Cette semaine, percez les secrets du kimchi avec Yumi Kim, serial-bocaleuse et grande prêtresse de la conservation à bulles.

En gros, c’est quoi le kimchi ?
On obtient du kimchi en salant des légumes comme le chou, le radis ou le concombre, puis en les mélangeant à de l’ail, de la poudre de piment, du poivre, du gingembre ou encore du poisson salé. La préparation est ensuite scellée dans un contenant, où elle fermente pendant un certain temps. Le kimchi est bourré de vitamines, de minéraux et de bonnes bactéries !

D’où ça vient ?
De Corée, où il y a quatre saisons très distinctes, dont un hiver particulièrement long et rude. Puisque le régime y est principalement à base de légumes, nos ancêtres ont développé cette méthode de conservation afin de pouvoir en manger toute l’année, même en plein hiver.

Quand, où et comment mange-t-on le kimchi en Corée ?
On en mange tous les jours et à chaque repas. Il peut être servi simplement avec du riz ou des nouilles, mais aussi en ragoût, en soupe, en sauce, sauté, dans des crêpes, des mandoo… En général, on le consomme plutôt relevé et acide. Chez nous, quand on a faim, on dit : « Je veux du riz chaud et du kimchi. »

Existe-t-il une seule et unique recette de kimchi ou chacun y met ce qu’il veut ?
Le kimchi varie beaucoup selon les régions, les produits locaux et les conditions climatiques, mais aussi en fonction de la saison à laquelle il est préparé et consommé. Dans les zones les plus méridionales, il contient beaucoup de sel et de produits de la mer. À l’inverse, le kimchi du Nord est généralement plus croustillant, avec un goût plus frais. Après, chaque famille a sa recette, qui se transmet de mère en fille ou de belle-mère en belle-fille. David Zilber, l’ancien cerveau de la fermentation au Noma, dit que le kimchi est sonmat. Ça signifie qu’il a « le goût de la main ». Deux kimchi préparés le même jour et avec les mêmes ingrédients n’auront pas la même saveur en fonction des personnes qui les auront faits.

Et ta recette, c’est laquelle ?
Je prépare mon kimchi assez simplement, comme le faisait ma mère, qui vient du Sud : des légumes, du gros sel, un mélange de bouillon d’algues, d’anchois séchés et de farine de riz, de la sauce poisson, de la purée de pommes et du gochugaru – une poudre de piment grossièrement moulue.

Peut-on vraiment faire du kimchi avec n’importe quel légume ?
Oui, j’ai lu qu’il existait près de 300 types de kimchi ! On peut s’amuser avec les légumes, mais aussi avec les assaisonnements. On crée d’ailleurs des tas de recettes originales avec du kimchi, que ce soit des burgers ou du popcorn !

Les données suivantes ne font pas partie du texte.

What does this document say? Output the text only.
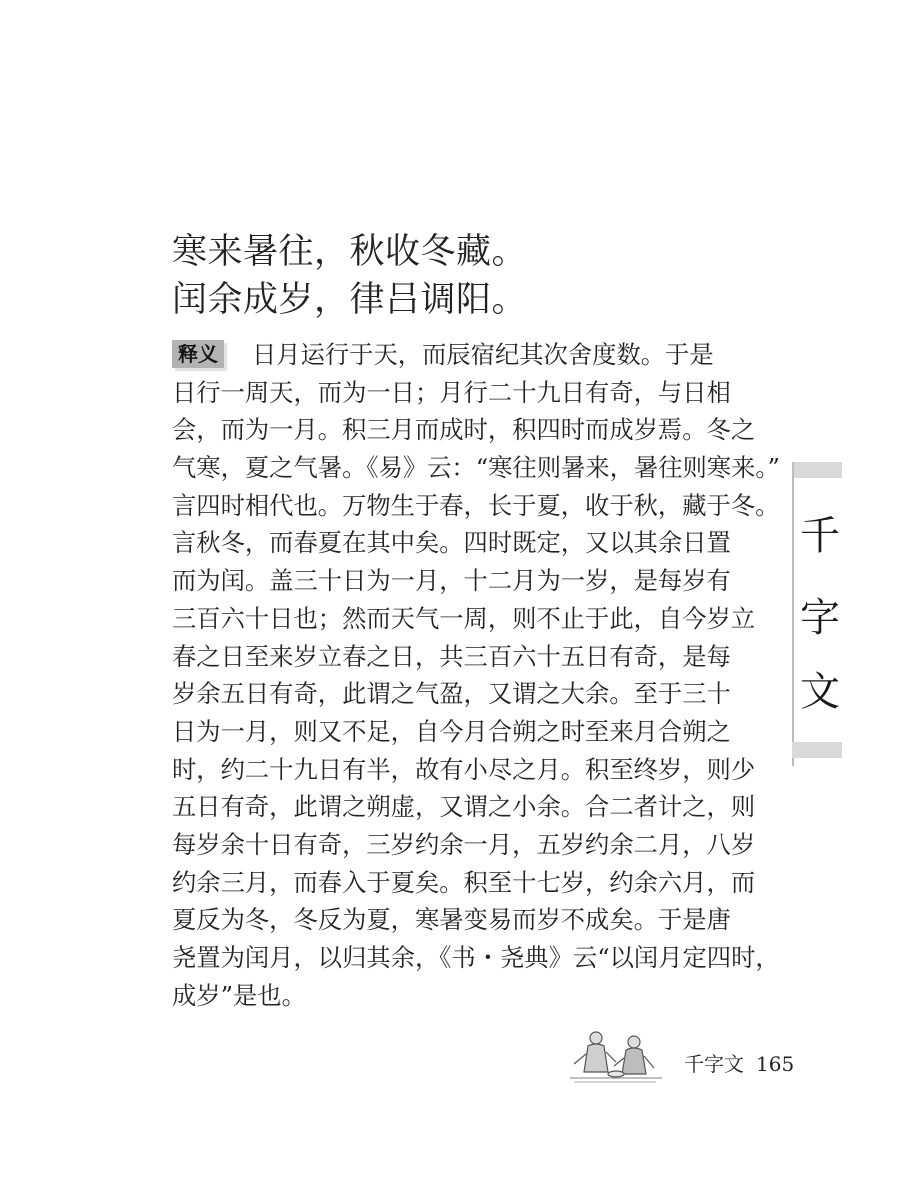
寒来暑往，秋收冬藏。
闰余成岁，律吕调阳。
释义 日月运行于天，而辰宿纪其次舍度数。于是
日行一周天，而为一日；月行二十九日有奇，与日相
会，而为一月。积三月而成时，积四时而成岁焉。冬之
气寒，夏之气暑。《易》云：“寒往则暑来，暑往则寒来。”
言四时相代也。万物生于春，长于夏，收于秋，藏于冬。
言秋冬，而春夏在其中矣。四时既定，又以其余日置
而为闰。盖三十日为一月，十二月为一岁，是每岁有
三百六十日也；然而天气一周，则不止于此，自今岁立
春之日至来岁立春之日，共三百六十五日有奇，是每
岁余五日有奇，此谓之气盈，又谓之大余。至于三十
日为一月，则又不足，自今月合朔之时至来月合朔之
时，约二十九日有半，故有小尽之月。积至终岁，则少
五日有奇，此谓之朔虚，又谓之小余。合二者计之，则
每岁余十日有奇，三岁约余一月，五岁约余二月，八岁
约余三月，而春入于夏矣。积至十七岁，约余六月，而
夏反为冬，冬反为夏，寒暑变易而岁不成矣。于是唐
尧置为闰月，以归其余，《书・尧典》云“以闰月定四时，
成岁”是也。
千
字
文
千字文 165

Parlons pratique. C’est normal, ces petites bulles qui apparaissent dans mon bocal ?
C’est tout à fait normal, c’est le signe que le kimchi vit ! Le procédé est assez simple : au contact des légumes, le sel inhibe la prolifération des bactéries nocives pour l’organisme, tout en favorisant la reproduction de celles qui sont bénéfiques à la fermentation. Au cours de ce processus, il se forme des acides aminés et des acides lactiques qui donnent ce goût et cette texture uniques aux aliments, et permettent de les conserver plus longtemps. Bref, quand vous préparez du kimchi, ne remplissez votre contenant qu’à 70 ou 80 % de sa capacité, afin que le jus présent dans le bocal ne déborde pas sous la pression du gaz produit par la fermentation. Pour éliminer le gaz, il suffit simplement d’ouvrir, puis de refermer le couvercle.

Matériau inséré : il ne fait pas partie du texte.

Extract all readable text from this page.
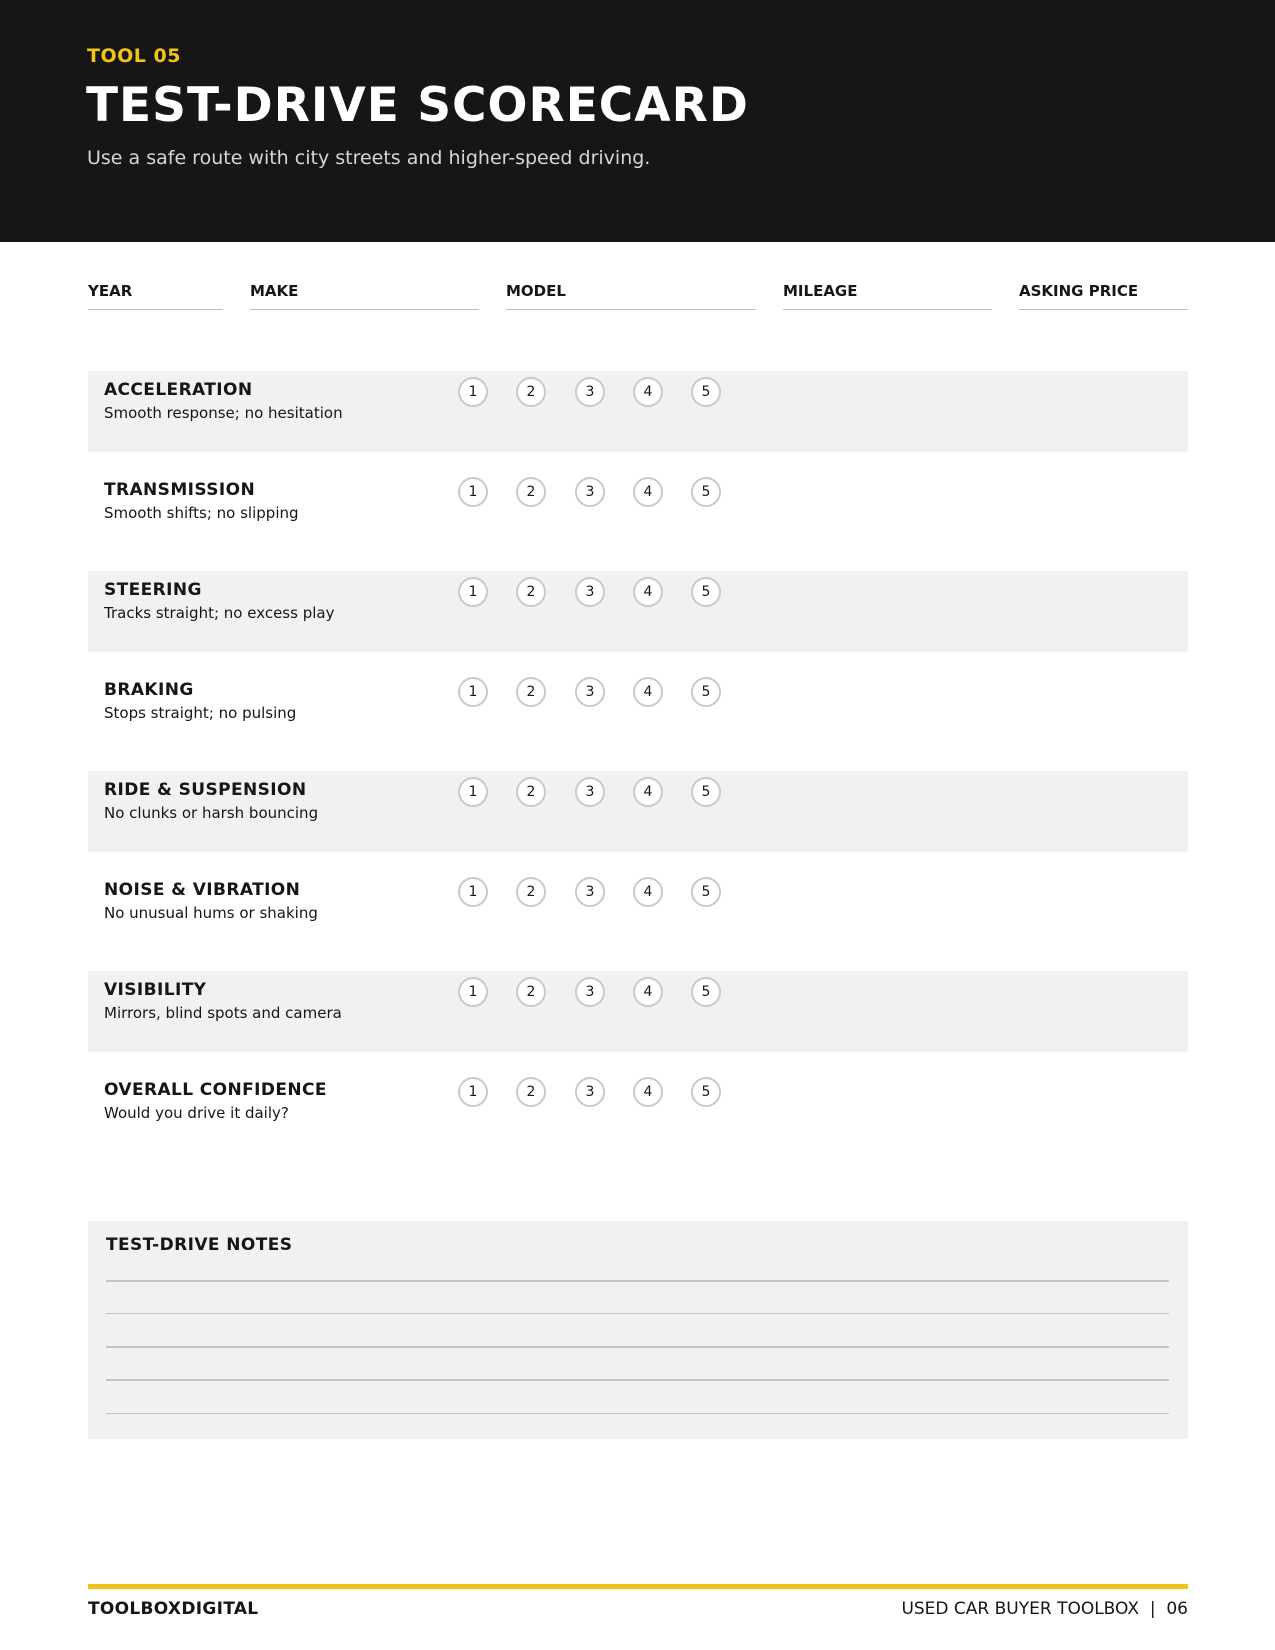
TOOL 05
TEST-DRIVE SCORECARD
Use a safe route with city streets and higher-speed driving.
YEAR	MAKE	MODEL	MILEAGE	ASKING PRICE
ACCELERATION
Smooth response; no hesitation
1	2	3	4	5
TRANSMISSION
Smooth shifts; no slipping
1	2	3	4	5
STEERING
Tracks straight; no excess play
1	2	3	4	5
BRAKING
Stops straight; no pulsing
1	2	3	4	5
RIDE & SUSPENSION
No clunks or harsh bouncing
1	2	3	4	5
NOISE & VIBRATION
No unusual hums or shaking
1	2	3	4	5
VISIBILITY
Mirrors, blind spots and camera
1	2	3	4	5
OVERALL CONFIDENCE
Would you drive it daily?
1	2	3	4	5
TEST-DRIVE NOTES
TOOLBOXDIGITAL	USED CAR BUYER TOOLBOX | 06
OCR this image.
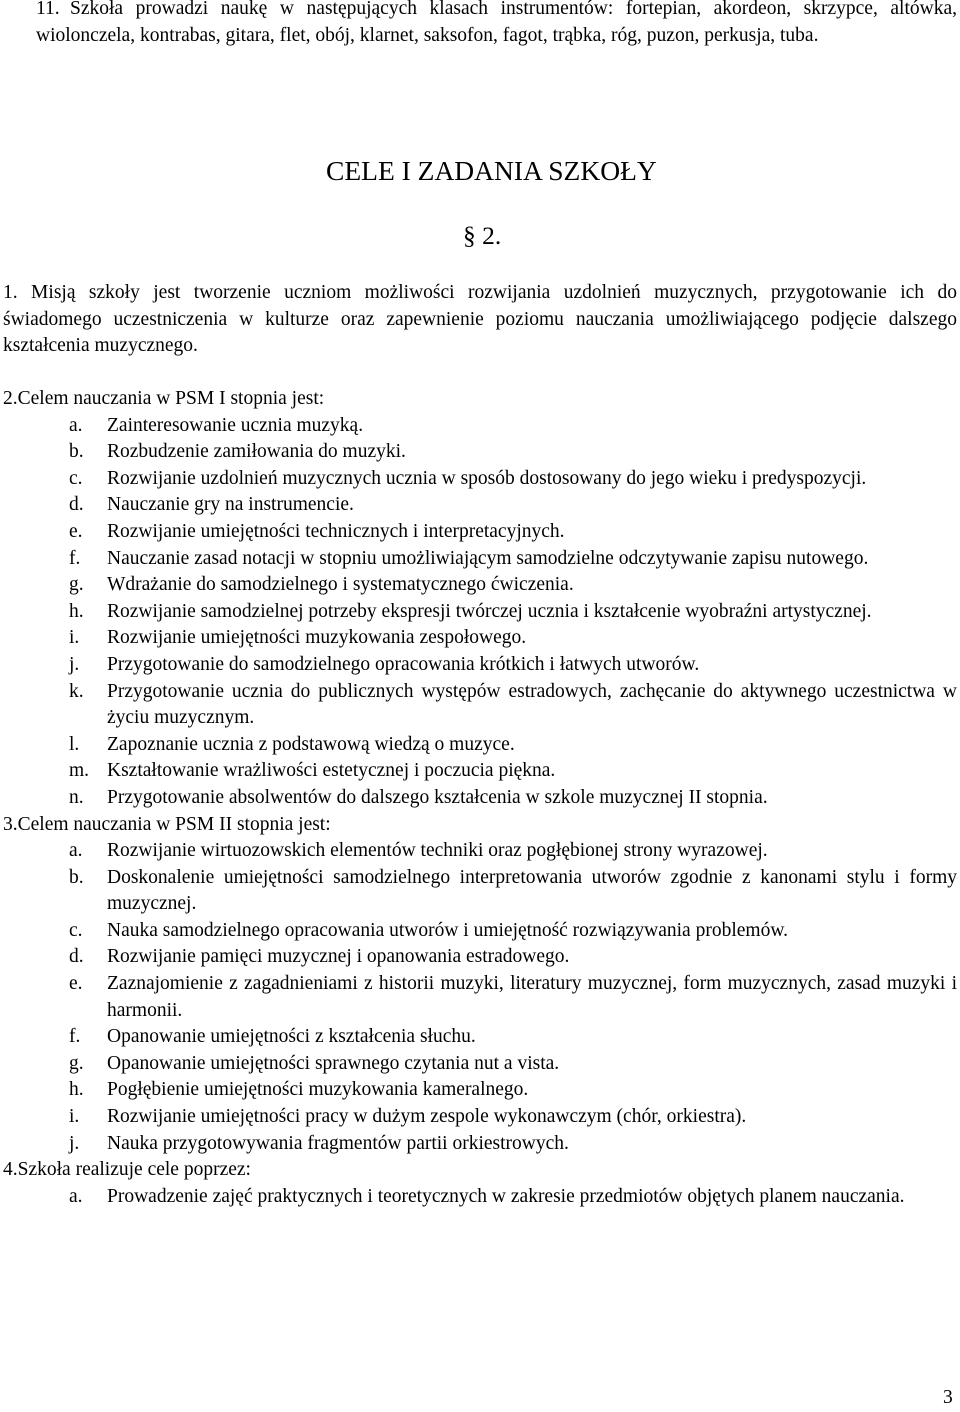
11. Szkoła prowadzi naukę w następujących klasach instrumentów: fortepian, akordeon, skrzypce, altówka, wiolonczela, kontrabas, gitara, flet, obój, klarnet, saksofon, fagot, trąbka, róg, puzon, perkusja, tuba.
CELE I ZADANIA SZKOŁY
§ 2.
1. Misją szkoły jest tworzenie uczniom możliwości rozwijania uzdolnień muzycznych, przygotowanie ich do świadomego uczestniczenia w kulturze oraz zapewnienie poziomu nauczania umożliwiającego podjęcie dalszego kształcenia muzycznego.
2.Celem nauczania w PSM I stopnia jest:
a.	Zainteresowanie ucznia muzyką.
b.	Rozbudzenie zamiłowania do muzyki.
c.	Rozwijanie uzdolnień muzycznych ucznia w sposób dostosowany do jego wieku i predyspozycji.
d.	Nauczanie gry na instrumencie.
e.	Rozwijanie umiejętności technicznych i interpretacyjnych.
f.	Nauczanie zasad notacji w stopniu umożliwiającym samodzielne odczytywanie zapisu nutowego.
g.	Wdrażanie do samodzielnego i systematycznego ćwiczenia.
h.	Rozwijanie samodzielnej potrzeby ekspresji twórczej ucznia i kształcenie wyobraźni artystycznej.
i.	Rozwijanie umiejętności muzykowania zespołowego.
j.	Przygotowanie do samodzielnego opracowania krótkich i łatwych utworów.
k.	Przygotowanie ucznia do publicznych występów estradowych, zachęcanie do aktywnego uczestnictwa w życiu muzycznym.
l.	Zapoznanie ucznia z podstawową wiedzą o muzyce.
m. Kształtowanie wrażliwości estetycznej i poczucia piękna.
n.	Przygotowanie absolwentów do dalszego kształcenia w szkole muzycznej II stopnia.
3.Celem nauczania w PSM II stopnia jest:
a.	Rozwijanie wirtuozowskich elementów techniki oraz pogłębionej strony wyrazowej.
b.	Doskonalenie umiejętności samodzielnego interpretowania utworów zgodnie z kanonami stylu i formy muzycznej.
c.	Nauka samodzielnego opracowania utworów i umiejętność rozwiązywania problemów.
d.	Rozwijanie pamięci muzycznej i opanowania estradowego.
e.	Zaznajomienie z zagadnieniami z historii muzyki, literatury muzycznej, form muzycznych, zasad muzyki i harmonii.
f.	Opanowanie umiejętności z kształcenia słuchu.
g.	Opanowanie umiejętności sprawnego czytania nut a vista.
h.	Pogłębienie umiejętności muzykowania kameralnego.
i.	Rozwijanie umiejętności pracy w dużym zespole wykonawczym (chór, orkiestra).
j.	Nauka przygotowywania fragmentów partii orkiestrowych.
4.Szkoła realizuje cele poprzez:
a.	Prowadzenie zajęć praktycznych i teoretycznych w zakresie przedmiotów objętych planem nauczania.
3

Faut-il garder son kimchi au frigo ?
Oui. L’idéal, c’est une température entre 0 et 4 °C. Plus chaud, le kimchi fermente trop rapidement. Plus froid, le légume congèle, ce qui le rend difficile à déguster. En Corée il existe des frigos spéciaux pour le kimchi, c’est très commun. Leur température est plus basse que les frigos auxquels nous sommes habitués en France, et ils ont plus d’espace pour y stocker son kimchi !

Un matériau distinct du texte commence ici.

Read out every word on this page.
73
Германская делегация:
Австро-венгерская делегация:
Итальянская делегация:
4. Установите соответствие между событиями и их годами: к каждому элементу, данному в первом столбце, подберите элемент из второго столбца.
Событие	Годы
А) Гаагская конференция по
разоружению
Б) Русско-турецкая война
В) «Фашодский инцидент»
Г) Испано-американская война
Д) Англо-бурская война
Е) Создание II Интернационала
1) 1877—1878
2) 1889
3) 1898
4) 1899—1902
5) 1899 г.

Le kimchi a-t-il une date de péremption ?
Personnellement, je n’ai jamais vu de kimchi pourri – peut-être parce que je finis toujours mon bocal avant d’avoir atteint ce stade ! En revanche, quand il fermente un peu trop, le goût devient très acide. Mais on peut toujours le faire sauter ou le servir en soupe et en sauce, il reste très bon. En Corée, certains restaurants dont c’est la spécialité gardent leur kimchi trois voire cinq ans ! Cela étant dit, il faut rester vigilant, notamment avec le dosage en sel lors de la préparation : si vous n’en mettez pas assez, votre kimchi peut effectivement pourrir.

Le kimchi, ça arrache forcément ?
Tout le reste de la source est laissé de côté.